D’ailleurs, certains résultats des élections locales et législatives ont été invalidés ou sont en passe de l’être. Certes, le score de 73,47 % (soit 0,1 point de plus que les résultats annoncés après le scrutin par la Ceni !) pour le président sortant peut surprendre, mais les sondages prédisaient un score majoritaire à Félix Tshisekedi dès le premier tour et les Églises elles-mêmes ont fait état de scores sans appel. Les leaders de l’opposition ont néanmoins appelé à un nouveau scrutin, dénonçant les fraudes.
Félix Tshisekedi est suivi par l’ancien gouverneur du Katanga, Moïse Katumbi, qui recueille 18,08 % des suffrages, puis de Martin Fayulu (4,92 %).
L’ancien Premier ministre Adolphe Muzito obtient 1,13 % des voix. Tous les autres, y compris le Prix Nobel de la paix Denis Mukwege, ne dépassent pas les 1 %.
« La rhétorique nationaliste enflammée du président – il a promis de porter le combat au Rwanda si celui-ci poursuivait son ingérence présumée dans l’est du pays – et son bilan en matière d’enseignement primaire gratuit ont probablement joué un rôle déterminant, de même qu’une opposition faible et divisée », commente le politologue Jason Stearns, cité par la BBC.
Inquiétudes des Nations unies
En ce qui concerne les législatives, il faudra sans doute revoter dans de nombreuses circonscriptions. La CENI (Commission électorale indépendance) a déjà invalidé les votes pour 82 candidats, dont trois ministres et quatre gouverneurs provinciaux. En cause, le mauvais déroulement du scrutin, des intimidations, voire des fraudes.

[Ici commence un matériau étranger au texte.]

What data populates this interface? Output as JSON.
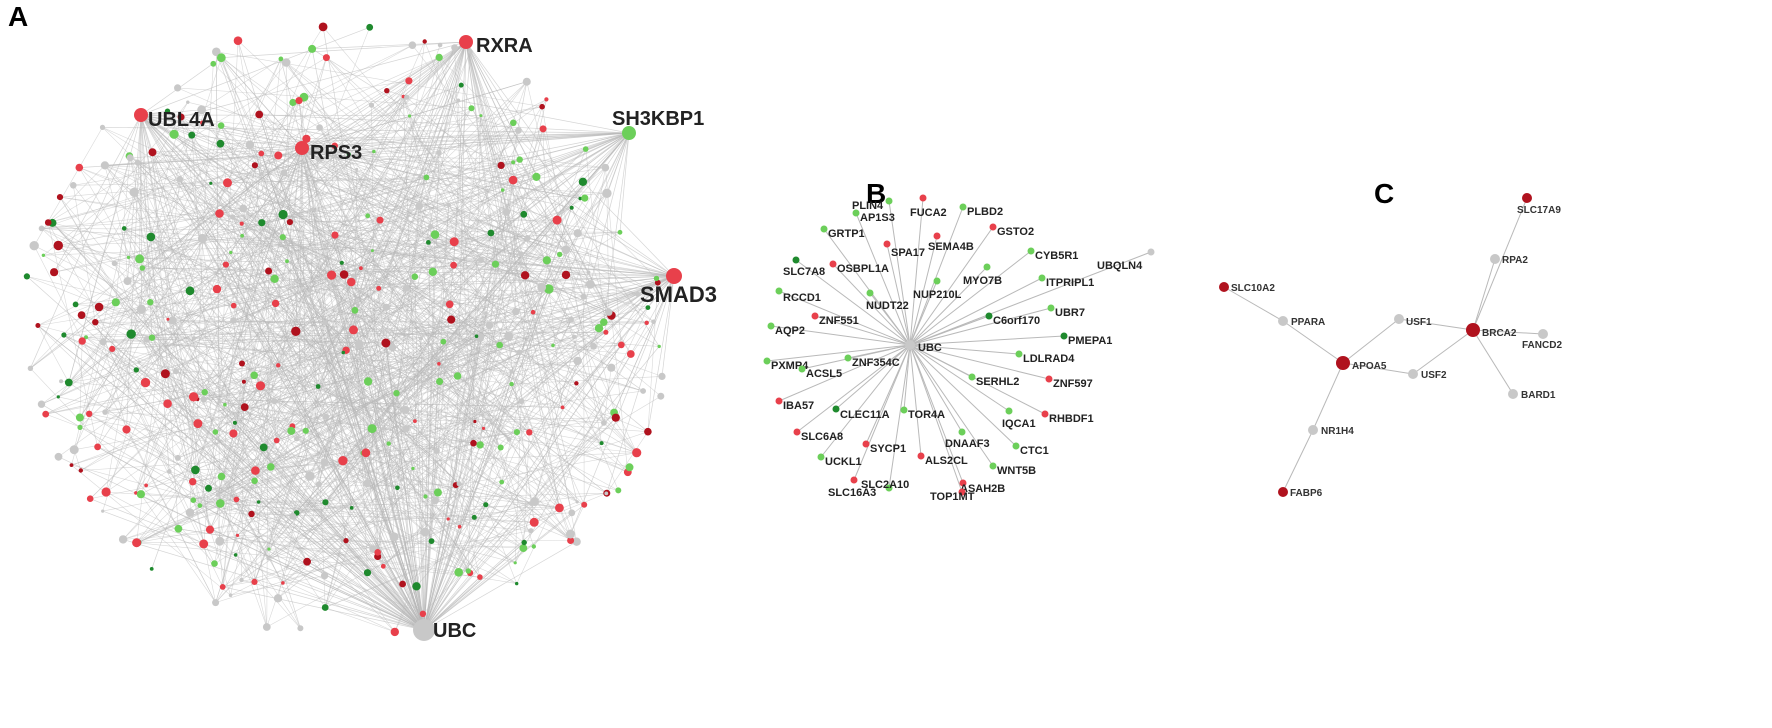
{
  "colors": {
    "edge": "#b9b9b9",
    "gray_node": "#c8c8c8",
    "red_node": "#e8404b",
    "dark_red_node": "#b0121e",
    "light_green_node": "#6ccf5a",
    "dark_green_node": "#1f8a2e"
  },
  "panels": [
    {
      "id": "A",
      "letter": "A"
    },
    {
      "id": "B",
      "letter": "B"
    },
    {
      "id": "C",
      "letter": "C"
    }
  ],
  "panel_a": {
    "hubs": [
      {
        "label": "RXRA",
        "color": "red"
      },
      {
        "label": "UBL4A",
        "color": "red"
      },
      {
        "label": "RPS3",
        "color": "red"
      },
      {
        "label": "SH3KBP1",
        "color": "green"
      },
      {
        "label": "SMAD3",
        "color": "red"
      },
      {
        "label": "UBC",
        "color": "gray"
      }
    ]
  },
  "panel_b": {
    "center": "UBC",
    "nodes": [
      {
        "label": "PLIN4",
        "color": "light_green"
      },
      {
        "label": "AP1S3",
        "color": "light_green"
      },
      {
        "label": "FUCA2",
        "color": "red"
      },
      {
        "label": "PLBD2",
        "color": "light_green"
      },
      {
        "label": "GRTP1",
        "color": "light_green"
      },
      {
        "label": "SPA17",
        "color": "red"
      },
      {
        "label": "SEMA4B",
        "color": "red"
      },
      {
        "label": "GSTO2",
        "color": "red"
      },
      {
        "label": "CYB5R1",
        "color": "light_green"
      },
      {
        "label": "UBQLN4",
        "color": "gray"
      },
      {
        "label": "SLC7A8",
        "color": "dark_green"
      },
      {
        "label": "OSBPL1A",
        "color": "red"
      },
      {
        "label": "MYO7B",
        "color": "light_green"
      },
      {
        "label": "ITPRIPL1",
        "color": "light_green"
      },
      {
        "label": "RCCD1",
        "color": "light_green"
      },
      {
        "label": "NUDT22",
        "color": "light_green"
      },
      {
        "label": "NUP210L",
        "color": "light_green"
      },
      {
        "label": "UBR7",
        "color": "light_green"
      },
      {
        "label": "ZNF551",
        "color": "red"
      },
      {
        "label": "C6orf170",
        "color": "dark_green"
      },
      {
        "label": "AQP2",
        "color": "light_green"
      },
      {
        "label": "PMEPA1",
        "color": "dark_green"
      },
      {
        "label": "PXMP4",
        "color": "light_green"
      },
      {
        "label": "ZNF354C",
        "color": "light_green"
      },
      {
        "label": "LDLRAD4",
        "color": "light_green"
      },
      {
        "label": "ACSL5",
        "color": "light_green"
      },
      {
        "label": "SERHL2",
        "color": "light_green"
      },
      {
        "label": "ZNF597",
        "color": "red"
      },
      {
        "label": "IBA57",
        "color": "red"
      },
      {
        "label": "CLEC11A",
        "color": "dark_green"
      },
      {
        "label": "TOR4A",
        "color": "light_green"
      },
      {
        "label": "IQCA1",
        "color": "light_green"
      },
      {
        "label": "RHBDF1",
        "color": "red"
      },
      {
        "label": "SLC6A8",
        "color": "red"
      },
      {
        "label": "SYCP1",
        "color": "red"
      },
      {
        "label": "DNAAF3",
        "color": "light_green"
      },
      {
        "label": "CTC1",
        "color": "light_green"
      },
      {
        "label": "UCKL1",
        "color": "light_green"
      },
      {
        "label": "ALS2CL",
        "color": "red"
      },
      {
        "label": "WNT5B",
        "color": "light_green"
      },
      {
        "label": "SLC2A10",
        "color": "light_green"
      },
      {
        "label": "SLC16A3",
        "color": "red"
      },
      {
        "label": "ASAH2B",
        "color": "red"
      },
      {
        "label": "TOP1MT",
        "color": "red"
      }
    ]
  },
  "panel_c": {
    "nodes": [
      {
        "label": "SLC17A9",
        "color": "dark_red"
      },
      {
        "label": "RPA2",
        "color": "gray"
      },
      {
        "label": "SLC10A2",
        "color": "dark_red"
      },
      {
        "label": "PPARA",
        "color": "gray"
      },
      {
        "label": "USF1",
        "color": "gray"
      },
      {
        "label": "BRCA2",
        "color": "dark_red"
      },
      {
        "label": "FANCD2",
        "color": "gray"
      },
      {
        "label": "APOA5",
        "color": "dark_red"
      },
      {
        "label": "USF2",
        "color": "gray"
      },
      {
        "label": "BARD1",
        "color": "gray"
      },
      {
        "label": "NR1H4",
        "color": "gray"
      },
      {
        "label": "FABP6",
        "color": "dark_red"
      }
    ]
  }
}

Si les élections en elles-mêmes ne provoquent pas de débordements particuliers, le climat reste tendu dans certaines régions de la RD Congo. Les combats se poursuivent contre les rebelles à l’est du pays. Dans le Sud-Ouest, un conflit ancien, « Teke-Yaka », né d’un litige foncier, oppose de nouveau l’armée régulière, qui doit notamment protéger les membres du clergé, et une milice hostile, les Mobondo. Le pouvoir central redoute ces conflits intercommunautaires qui se déroulent aux portes de Kinshasa.
Le 7 janvier, le Haut-Commissaire de l’ONU aux droits de l’homme a fait part de ses préoccupations devant la montée des discours de haine à caractère ethnique et des incitations à la violence en RD Congo.
« Je suis très préoccupé par la montée des discours de haine à caractère ethnique et des incitations à la violence en particulier dans les provinces du Nord-Kivu et du Sud-Kivu ainsi que dans les régions du Kasaï et du Katanga, après les élections générales du mois dernier », a affirmé Volker Türk dans une déclaration publiée depuis Genève.
Pour le représentant onusien, « la rhétorique haineuse, déshumanisante et incitative est odieuse » Elle ne peut qu’ « aggraver les tensions et la violence dans le pays même, tout en mettant en péril la sécurité régionale ».
Volker Türk a noté les efforts déployés par « certaines autorités » pour lutter contre ce comportement, affirmant toutefois que « des mesures plus énergiques s’imposent ».
« J’appelle les autorités à mener des enquêtes approfondies et transparentes sur tous les cas de discours de haine et d’incitation à la violence et à demander des comptes aux responsables » a conclu le haut responsable onusien.